Mazatlan has a very large police / military presence which is kind of an eery feeling. I drove around Mazatlan with the windows down however and felt safe enough.

You should have felt safe.  Those are the good guys.   :D  A large city with no visible police force would have been more eerie.

The drive from Monterrey to Nuevo Laredo is considered dangerous by many, but I didn't have any issues and I would do it again without hesitation.

I've only really heard that about the free road.  Of course, only part of the route has a toll option anyway...  I get the impression that specific area used to see more action than it does nowadays.  I used to see a lot of military presence there.

Overall Mexico seems pretty safe.
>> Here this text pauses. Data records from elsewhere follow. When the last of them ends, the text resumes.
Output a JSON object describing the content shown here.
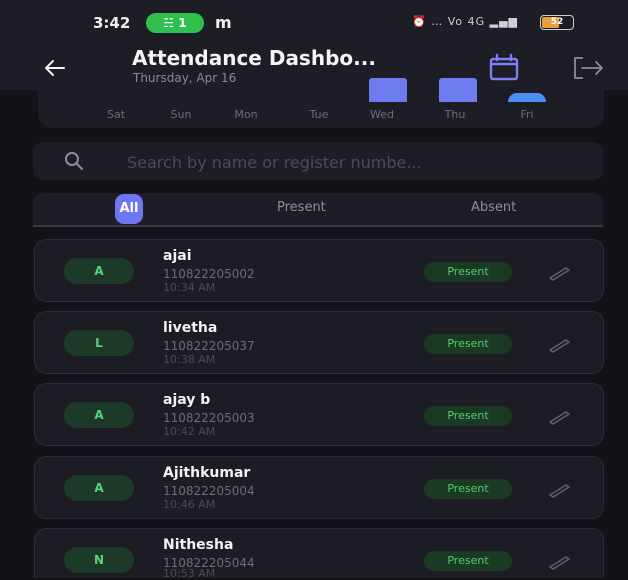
{
  "status_bar": {
    "time": "3:42",
    "call_pill": "☵ 1",
    "carrier_letter": "m",
    "right_indicators": "⏰ … Vo 4G ▂▄▆",
    "battery": "52"
  },
  "header": {
    "title": "Attendance Dashbo...",
    "subtitle": "Thursday, Apr 16",
    "back_icon": "arrow-left-icon",
    "calendar_icon": "calendar-icon",
    "logout_icon": "logout-icon"
  },
  "week_chart": {
    "days": [
      "Sat",
      "Sun",
      "Mon",
      "Tue",
      "Wed",
      "Thu",
      "Fri"
    ],
    "bar_color": "#6f7cf0",
    "accent_color": "#4d8df5"
  },
  "search": {
    "placeholder": "Search by name or register numbe...",
    "icon": "search-icon"
  },
  "tabs": [
    {
      "label": "All",
      "active": true
    },
    {
      "label": "Present",
      "active": false
    },
    {
      "label": "Absent",
      "active": false
    }
  ],
  "students": [
    {
      "initial": "A",
      "name": "ajai",
      "reg": "110822205002",
      "time": "10:34 AM",
      "status": "Present"
    },
    {
      "initial": "L",
      "name": "livetha",
      "reg": "110822205037",
      "time": "10:38 AM",
      "status": "Present"
    },
    {
      "initial": "A",
      "name": "ajay b",
      "reg": "110822205003",
      "time": "10:42 AM",
      "status": "Present"
    },
    {
      "initial": "A",
      "name": "Ajithkumar",
      "reg": "110822205004",
      "time": "10:46 AM",
      "status": "Present"
    },
    {
      "initial": "N",
      "name": "Nithesha",
      "reg": "110822205044",
      "time": "10:53 AM",
      "status": "Present"
    }
  ],
  "colors": {
    "background": "#121218",
    "surface": "#1d1d26",
    "accent": "#6f76f2",
    "present_text": "#4fcf71",
    "present_bg": "#1a3a23"
  }
}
I wasn't at any point fearing for my life or worried about being a victim of violence 

Of course, that can be deceptive.  But the numbers just really aren't all that alarming.  Mexico, before the recent war on drugs, had been seeing declining rates of violence for decades, such that the uptick since 2007 has only put it back to where it used to be in the 1970s.  And, statistically speaking, safer than Jamaica and Belize and even Puerto Rico.

The police down there are almost too honest in many ways. They were all very professional, but if you go down to Mexico getting pulled over and getting questioned / searched should almost be expected.

Polite and honest in my experience also.  But it's important to remember that they are the authority and they carry powerful weapons.  And they are on the lookout for seriously dangerous people.  I don't know if you were aware, but there were two guys from Wichita who were shot dead at close range by a special forces checkpoint in Saltillo while they were on there way to Guanajuato, right around the timeframe you were down there.  The investigation is still ongoing, and the officers have been imprisoned and face up to 50 years behind bars, but there is so far no apparent reason for the attack.  The officers claimed they were fired at first, but the Americans had no weapons in the car and tested negative for GSR.  Not to frighten you or anything, but I just wanted to say that sometimes things do happen.

I also arguably drove through some of the so called sketchier areas of Mexico.

Not the sketchiest.  Those would be Ciudad Juárez and Ciudad Chihuahua.  Torreón is up there, but I'm not sure if you actually went into the city at all.  Overall, you weren't in any places that are more violent than, say, East Saint Louis—and I bet you never think twice about driving I-55 through there.